Del fatto che avere fiducia in se stessi è un modo per osservare i Comandamenti Divini... già avevo iniziato a parlarvi in una precedente pagina di questo mio diario [cf. “Capolavori di Dio”], nella quale avevo tra l'altro evidenziato come l'accoglimento del messaggio custodito in questo passo biblico implicasse la necessità di coltivare un'autostima “sana”, capace di resistere agli attacchi dell'orgoglio e della presunzione.
Per essere sviluppata in armonia con i Comandamenti Divini... la fiducia in se stessi deve infatti essere difesa dalla minaccia costituita dall'azione del proprio ego che, in svariate maniere, offusca la corretta consapevolezza di sé alterando la capacità di tener conto, con umiltà, dei propri limiti... oltre che dei propri talenti.
Al contempo... bisogna peraltro fare attenzione anche al problema opposto, difendendosi da tutto ciò che fa invece “sgonfiare” in modo ingiusto ed esagerato la propria autostima, inducendo ad abbattersi e a sentirsi come uno straccio.
Sono infatti svariate le minacce che, in questo senso, possono provenire “dall'esterno”... e che prendono per esempio forma in eventuali critiche eccessive che magari si ricevono in certi frangenti della propria vita... o in eventuali circostanze che complicano certe prove esistenziali, incrinando la fiducia nella propria capacità di affrontarle.
Inoltre, bisogna fare attenzione anche alle insidie all'autostima che possono provenire “dall'interno”, e che si manifestano per esempio nell'errata percezione di se stessi che può essere generata da un insuccesso inatteso che mette in crisi le proprie certezze.... o da uno stato d'animo pessimista che porta a filtrare negativamente la visione della realtà nutrendo i “tarli” del sentirsi incapaci, inadeguati, inaffidabili... ecc. ecc.

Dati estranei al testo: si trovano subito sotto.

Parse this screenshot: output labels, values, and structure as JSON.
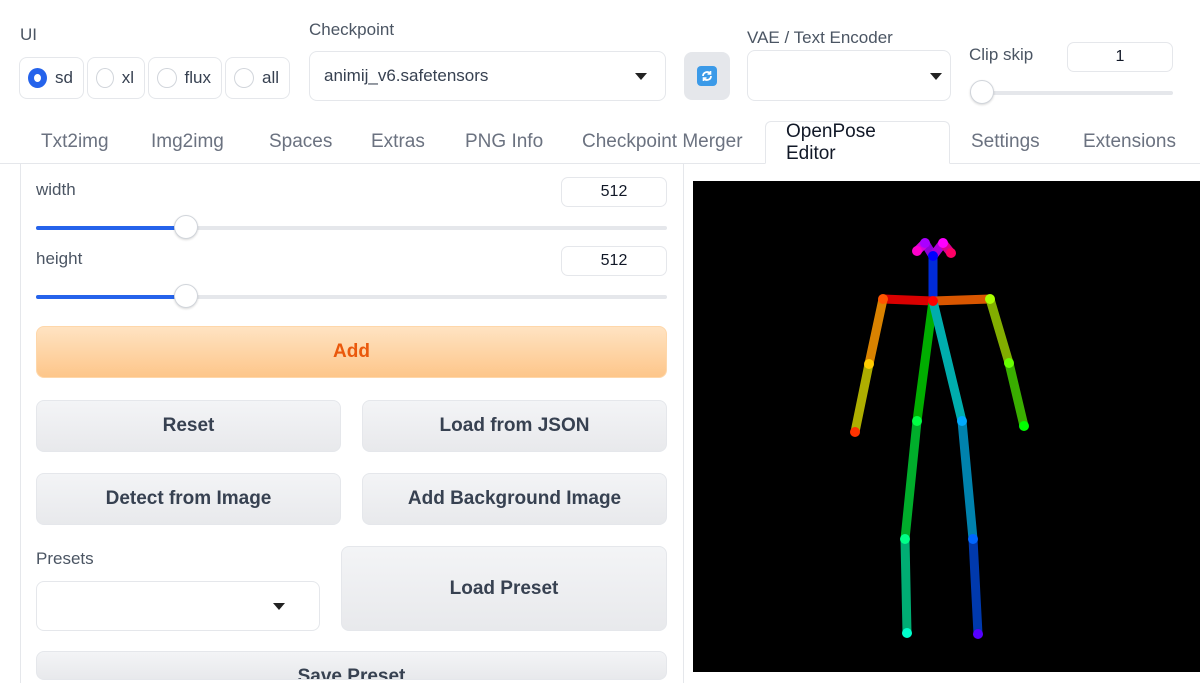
{
  "ui": {
    "label": "UI",
    "options": [
      {
        "label": "sd",
        "checked": true
      },
      {
        "label": "xl",
        "checked": false
      },
      {
        "label": "flux",
        "checked": false
      },
      {
        "label": "all",
        "checked": false
      }
    ]
  },
  "checkpoint": {
    "label": "Checkpoint",
    "value": "animij_v6.safetensors"
  },
  "vae": {
    "label": "VAE / Text Encoder",
    "value": ""
  },
  "clip_skip": {
    "label": "Clip skip",
    "value": "1",
    "fraction": 0.0
  },
  "tabs": [
    {
      "label": "Txt2img",
      "active": false
    },
    {
      "label": "Img2img",
      "active": false
    },
    {
      "label": "Spaces",
      "active": false
    },
    {
      "label": "Extras",
      "active": false
    },
    {
      "label": "PNG Info",
      "active": false
    },
    {
      "label": "Checkpoint Merger",
      "active": false
    },
    {
      "label": "OpenPose Editor",
      "active": true
    },
    {
      "label": "Settings",
      "active": false
    },
    {
      "label": "Extensions",
      "active": false
    }
  ],
  "editor": {
    "width": {
      "label": "width",
      "value": "512",
      "fraction": 0.238
    },
    "height": {
      "label": "height",
      "value": "512",
      "fraction": 0.238
    },
    "buttons": {
      "add": "Add",
      "reset": "Reset",
      "load_json": "Load from JSON",
      "detect": "Detect from Image",
      "add_bg": "Add Background Image",
      "load_preset": "Load Preset",
      "save_preset": "Save Preset"
    },
    "presets": {
      "label": "Presets",
      "value": ""
    }
  },
  "colors": {
    "accent": "#2563eb",
    "primary_text": "#ea580c",
    "canvas_bg": "#000000"
  }
}
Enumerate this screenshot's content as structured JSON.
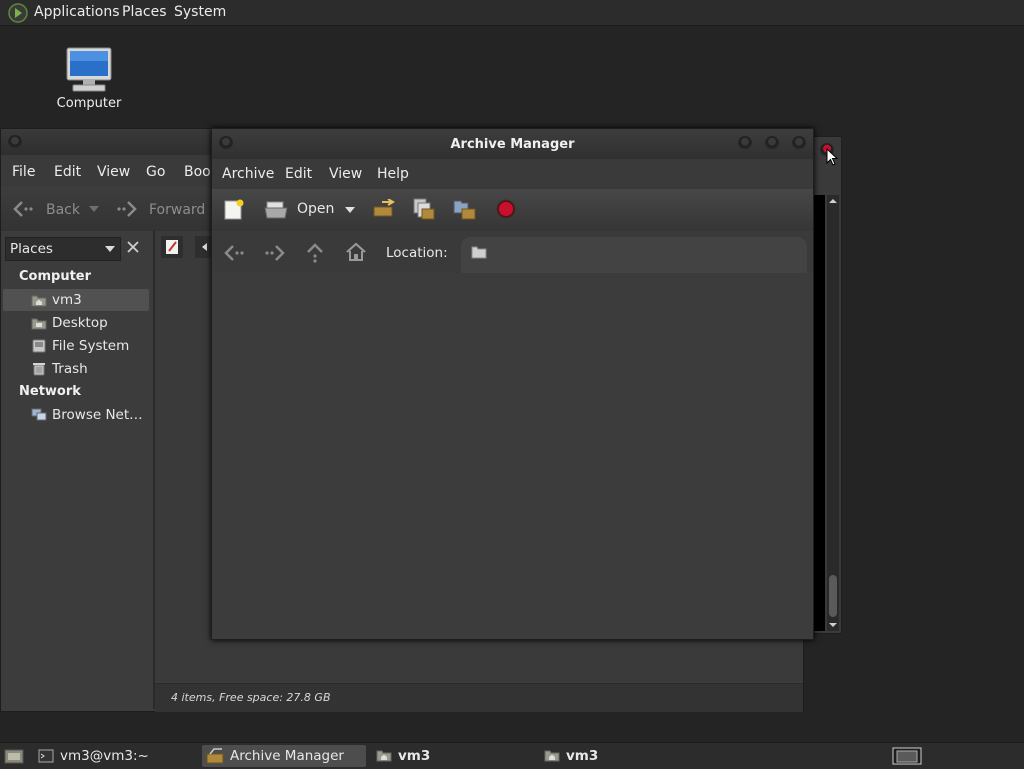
{
  "top_panel": {
    "menus": [
      "Applications",
      "Places",
      "System"
    ]
  },
  "desktop": {
    "computer_label": "Computer"
  },
  "file_manager": {
    "menus": [
      "File",
      "Edit",
      "View",
      "Go",
      "Book"
    ],
    "toolbar": {
      "back": "Back",
      "forward": "Forward"
    },
    "places_combo": "Places",
    "sidebar": {
      "computer_header": "Computer",
      "computer_items": [
        "vm3",
        "Desktop",
        "File System",
        "Trash"
      ],
      "network_header": "Network",
      "network_items": [
        "Browse Net…"
      ]
    },
    "status": "4 items, Free space: 27.8 GB"
  },
  "archive_manager": {
    "title": "Archive Manager",
    "menus": [
      "Archive",
      "Edit",
      "View",
      "Help"
    ],
    "toolbar": {
      "open_label": "Open"
    },
    "location_label": "Location:"
  },
  "taskbar": {
    "tasks": [
      "vm3@vm3:~",
      "Archive Manager",
      "vm3",
      "vm3"
    ]
  },
  "colors": {
    "panel": "#2c2c2c",
    "window": "#3a3a3a",
    "selection": "#515151",
    "stop_red": "#c8102e"
  }
}
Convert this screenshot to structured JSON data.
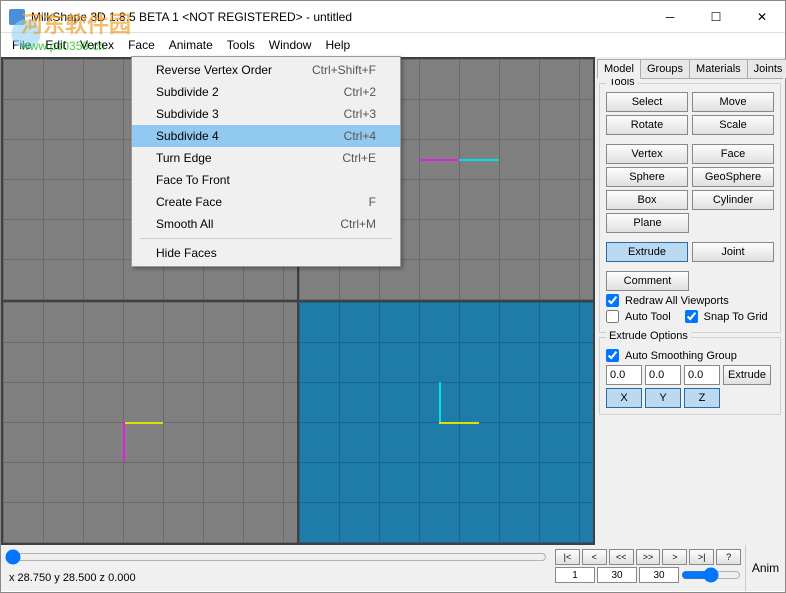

Per respingere l'insieme di queste minacce alla “buona salute” della propria autostima, è di fondamentale importanza saper accogliere i Divini Insegnamenti che, illuminando di verità la nostra interiorità, ci aiutano a guardarci dentro con obiettività e a riconoscere così ciò che dobbiamo impegnarci a correggere, e a migliorare, per riuscire a coltivare e sviluppare... in maniera “sana”... la fiducia in noi stessi.